If a person is talking directly to you, in your presence, they don't generally inform you about the general nature of the fitness of their body. Your words have confirmed what I see before me, needlessly. Thus such description is disjointed with the format of introduction.

Only the grandest, most arrogant assholes would introduce themselves with mentioning they have a big dick in the first or second sentence. Yet the character is self-described as shy and not very outgoing. This is a first person monologue. If the character is shy, he should be speaking as a shy man would.

Only close friends would ever think about talking about the physical atributes of their women in any intimate detail. Yes, a woman who has huge breasts might be discussed with a stranger. Exampli gratia: "Have you seen my wife? The short blonde with the, well, she's big in the chest." Or more likely, indicating that shape with your hands. But no gentlemen would ever talk to somebody they just met and tell them their wife has 34DDDs, an 18" waist, a taut stomach, and certainly not that she shaves her pubic region.

People don't know what the respective sizes of breasts are in terms of cup-to-reality unless their personal lover is the specific size they mention.
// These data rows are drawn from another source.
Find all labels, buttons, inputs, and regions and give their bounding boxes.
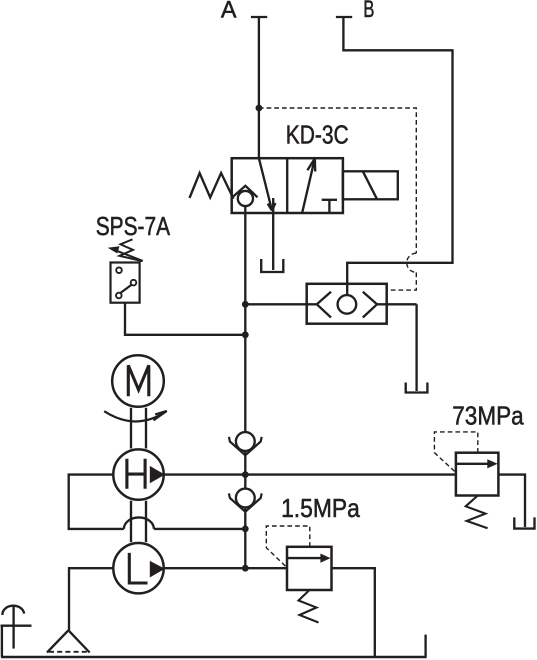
svg-text:A: A xyxy=(221,0,237,23)
svg-text:1.5MPa: 1.5MPa xyxy=(281,493,360,523)
svg-text:SPS-7A: SPS-7A xyxy=(96,211,171,241)
svg-text:73MPa: 73MPa xyxy=(452,400,524,430)
svg-text:KD-3C: KD-3C xyxy=(286,120,349,150)
svg-text:B: B xyxy=(363,0,374,23)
I don't know it particularly, and I sometimes help out my cousin, who runs a lingerie store.

Not even a reasonable but uncouth man would tell their new found acquaintance what sexual acts their wife does with them. Certainly not our supposed shy gentleman here. Only a total jerkwad does that, of the kind most often found in internet sex stories, and occasionally in real life. When found in real life, they are generally universally hated by all but the very, very dumb, and sometimes their mother. Certainly never so bluntly.

If you are looking for a stroke story, well, stroke stories aren't romantic by nature. Hint: when they are attempted like that, they come off insanely forced and fake, giving the impression that the person writing it is, in fact, a virgin. So in the stroke story, have the guy come across as a bit of a pompous asswipe, if you want to be that blunt.